God, I'm totally spamming this discussion. I need to get off the forum now.
1 person has voted this message useful
| Qinshi Diglot Senior Member Australia Joined 5754 days ago 115 posts - 183 votes Speaks: Vietnamese*, English Studies: French, Mandarin, Japanese
| Message 40 of 115 16 October 2010 at 4:42pm | IP Logged |
IMO every language has its own history and culture infused into it. Not all languages were meant for alphabets. Thus was the case for my mother language - Vietnamese. It was originally written in Chinese characters + characters coined specifically for native words that didn't exist in Chinese. It is now written in a nearly phonetic script. The advantage of switching over from characters to an alphabet was that in a short period of time, the literacy rate grew tremendously. The apparent downside of the current script is that it is by jolly...ugly? Nonetheless, it does its job as a script although there are still a few issues yet to be resolved such as the concurrent use of i/y. Seriously, what other supposedly phonetic script uses three different letters to represent the same consonant just for orthographic reasons? <--- Rhetoric. Ca, că, câ, co, cô, cơ, cu, cư but ke, kê, ki, ky. Then there is qua, quă-, quâ-, que, quê, qui etc... In standard northern Vietnamese (based on the local dialect of Hanoi), c-k-q are the same sound. In the other regions, qu- becomes w-.

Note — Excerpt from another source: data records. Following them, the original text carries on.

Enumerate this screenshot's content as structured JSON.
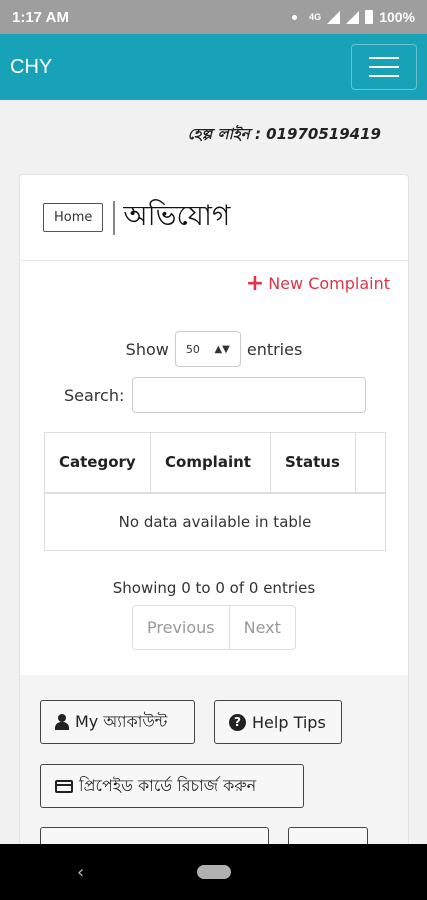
{
  "status_bar": {
    "time": "1:17 AM",
    "network": "4G",
    "battery": "100%"
  },
  "navbar": {
    "brand": "CHY"
  },
  "helpline": "হেল্প লাইন : 01970519419",
  "header": {
    "home_label": "Home",
    "title": "অভিযোগ"
  },
  "new_complaint_label": "New Complaint",
  "table_controls": {
    "show_label": "Show",
    "entries_value": "50",
    "entries_label": "entries",
    "search_label": "Search:",
    "search_value": ""
  },
  "table": {
    "columns": [
      "Category",
      "Complaint",
      "Status",
      ""
    ],
    "empty_message": "No data available in table"
  },
  "info": "Showing 0 to 0 of 0 entries",
  "pagination": {
    "previous": "Previous",
    "next": "Next"
  },
  "buttons": {
    "my_account": "My অ্যাকাউন্ট",
    "help_tips": "Help Tips",
    "recharge": "প্রিপেইড কার্ডে রিচার্জ করুন"
  },
  "icons": {
    "menu": "hamburger-icon",
    "plus": "plus-icon",
    "user": "user-icon",
    "help": "question-circle-icon",
    "card": "credit-card-icon"
  },
  "colors": {
    "navbar": "#17a2b8",
    "accent_red": "#dc3545"
  }
}
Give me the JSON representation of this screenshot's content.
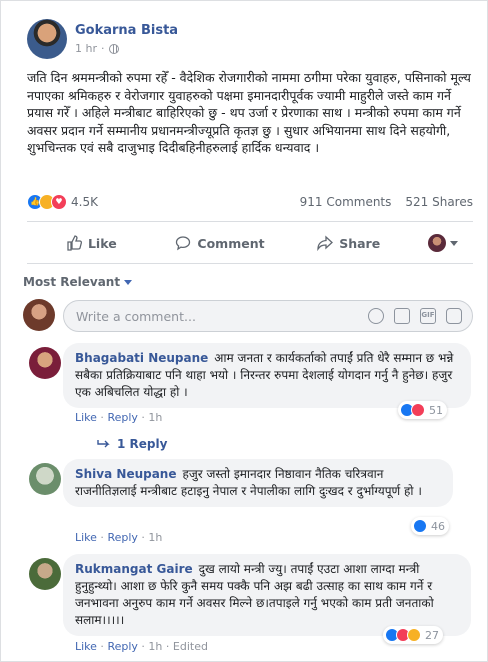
{
  "post": {
    "author": "Gokarna Bista",
    "time": "1 hr",
    "separator": "·",
    "text": "जति दिन श्रममन्त्रीको रुपमा रहेँ - वैदेशिक रोजगारीको नाममा ठगीमा परेका युवाहरु, पसिनाको मूल्य नपाएका श्रमिकहरु र वेरोजगार युवाहरुको पक्षमा इमानदारीपूर्वक ज्यामी माहुरीले जस्ते काम गर्ने प्रयास गरेँ । अहिले मन्त्रीबाट बाहिरिएको छु - थप उर्जा र प्रेरणाका साथ । मन्त्रीको रुपमा काम गर्ने अवसर प्रदान गर्ने सम्मानीय प्रधानमन्त्रीज्यूप्रति कृतज्ञ छु । सुधार अभियानमा साथ दिने सहयोगी, शुभचिन्तक एवं सबै दाजुभाइ दिदीबहिनीहरुलाई हार्दिक धन्यवाद ।",
    "reactions_count": "4.5K",
    "comments_count": "911 Comments",
    "shares_count": "521 Shares"
  },
  "actions": {
    "like": "Like",
    "comment": "Comment",
    "share": "Share"
  },
  "sort_label": "Most Relevant",
  "write_placeholder": "Write a comment...",
  "gif_label": "GIF",
  "comments": [
    {
      "name": "Bhagabati Neupane",
      "text": "आम जनता र कार्यकर्ताको तपाईं प्रति धेरै सम्मान छ भन्ने सबैका प्रतिक्रियाबाट पनि थाहा भयो । निरन्तर रुपमा देशलाई योगदान गर्नु नै हुनेछ। हजुर एक अबिचलित योद्धा हो ।",
      "like": "Like",
      "reply": "Reply",
      "time": "1h",
      "reactions": "51",
      "replies": "1 Reply"
    },
    {
      "name": "Shiva Neupane",
      "text": "हजुर जस्तो इमानदार निष्ठावान नैतिक चरित्रवान राजनीतिज्ञलाई मन्त्रीबाट हटाइनु नेपाल र नेपालीका लागि दुःखद र दुर्भाग्यपूर्ण हो ।",
      "like": "Like",
      "reply": "Reply",
      "time": "1h",
      "reactions": "46"
    },
    {
      "name": "Rukmangat Gaire",
      "text": "दुख लायो मन्त्री ज्यु। तपाईं एउटा आशा लाग्दा मन्त्री हुनुहुन्थ्यो। आशा छ फेरि कुनै समय पक्कै पनि अझ बढी उत्साह का साथ काम गर्ने र जनभावना अनुरुप काम गर्ने अवसर मिल्ने छ।तपाइले गर्नु भएको काम प्रती जनताको सलाम।।।।।",
      "like": "Like",
      "reply": "Reply",
      "time": "1h",
      "edited": "Edited",
      "reactions": "27"
    }
  ],
  "colors": {
    "link_blue": "#385898",
    "like_blue": "#1877f2",
    "love_red": "#f33e58",
    "sad_yellow": "#f7b125",
    "muted": "#90949c"
  }
}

To a very very rural southern Vietnamese person, all the following sounds would be pronounced almost exactly the same.
dẩn, dẫn, dẩng, dẫng, dẳn, dẵn, dẳng, dẵng, giẩn, giẫn, giẩng, giẫng, giẳn, giẵn, giẳng, giẵng, vẩn, vẫn, vẩng, vẫng, vẳn, vẵn, vẳng, vẵng...
Note in the south of Vietnam, the initials written as d- gi- and v- all become /j/ in colloquial speech. The very common name Dũng is sometimes changed into Dzung in anglophone countries for obvious reasons! Then there are two common surnames: Dương and Vương which are pronounced the same in everyday speech.